Where does India stands and what is way forward?

  • India at present is plagued by a lack of sufficient resources, high quality manpower, timeliness and flexibility.
  • The new announcement in the Budget would greatly help fix the resource problem but high quality manpower is in global demand.
  • A previous programme called Quantum Enabled Science and Technology has just been fully rolled out.
  • The government, its partner institutions and the scientific community need to work out details of the mission and roll it out quickly.
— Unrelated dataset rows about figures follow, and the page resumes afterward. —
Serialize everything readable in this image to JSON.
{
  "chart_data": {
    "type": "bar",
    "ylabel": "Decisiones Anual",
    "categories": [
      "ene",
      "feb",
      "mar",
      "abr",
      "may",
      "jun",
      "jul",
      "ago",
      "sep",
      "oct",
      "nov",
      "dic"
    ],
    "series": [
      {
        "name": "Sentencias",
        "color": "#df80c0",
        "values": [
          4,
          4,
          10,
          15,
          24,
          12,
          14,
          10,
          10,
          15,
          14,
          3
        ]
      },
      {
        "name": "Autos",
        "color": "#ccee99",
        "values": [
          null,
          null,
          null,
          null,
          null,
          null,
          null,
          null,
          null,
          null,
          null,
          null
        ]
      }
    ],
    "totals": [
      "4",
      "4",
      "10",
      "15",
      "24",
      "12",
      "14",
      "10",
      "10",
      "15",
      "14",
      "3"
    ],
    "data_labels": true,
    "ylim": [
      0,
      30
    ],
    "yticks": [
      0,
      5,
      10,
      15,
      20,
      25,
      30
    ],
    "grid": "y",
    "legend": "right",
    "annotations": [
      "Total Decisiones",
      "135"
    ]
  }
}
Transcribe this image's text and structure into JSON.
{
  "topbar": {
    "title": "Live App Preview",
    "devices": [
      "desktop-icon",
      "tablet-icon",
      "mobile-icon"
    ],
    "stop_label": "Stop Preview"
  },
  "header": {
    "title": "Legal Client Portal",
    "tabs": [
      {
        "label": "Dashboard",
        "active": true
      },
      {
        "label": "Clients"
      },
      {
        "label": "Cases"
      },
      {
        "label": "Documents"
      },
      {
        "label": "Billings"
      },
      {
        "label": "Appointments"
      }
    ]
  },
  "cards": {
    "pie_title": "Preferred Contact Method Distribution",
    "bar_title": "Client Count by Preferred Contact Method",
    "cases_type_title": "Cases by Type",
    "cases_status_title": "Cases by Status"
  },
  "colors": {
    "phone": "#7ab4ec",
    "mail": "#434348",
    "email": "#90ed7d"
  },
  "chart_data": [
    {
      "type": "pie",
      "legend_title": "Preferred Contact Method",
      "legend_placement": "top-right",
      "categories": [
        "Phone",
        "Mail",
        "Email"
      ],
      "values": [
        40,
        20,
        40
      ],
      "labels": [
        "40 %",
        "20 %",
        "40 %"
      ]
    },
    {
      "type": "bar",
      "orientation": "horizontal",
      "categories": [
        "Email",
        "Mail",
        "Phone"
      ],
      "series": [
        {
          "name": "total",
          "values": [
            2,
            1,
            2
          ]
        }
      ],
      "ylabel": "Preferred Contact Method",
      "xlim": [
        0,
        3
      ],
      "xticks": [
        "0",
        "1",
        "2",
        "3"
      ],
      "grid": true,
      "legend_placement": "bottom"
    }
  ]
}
With a solid research base and workforce founded on significant and reliable government support, it can lead to the creation of innovative applications by industries, thereby stimulating economic growth and job creation, which will feed back into a growing quantum-based economy. The government’s financial and organizational support will also ensure that both public and private sectors will benefit. It will establish standards to be applied to all research and help stimulate a pipeline to support research and applications well into the future.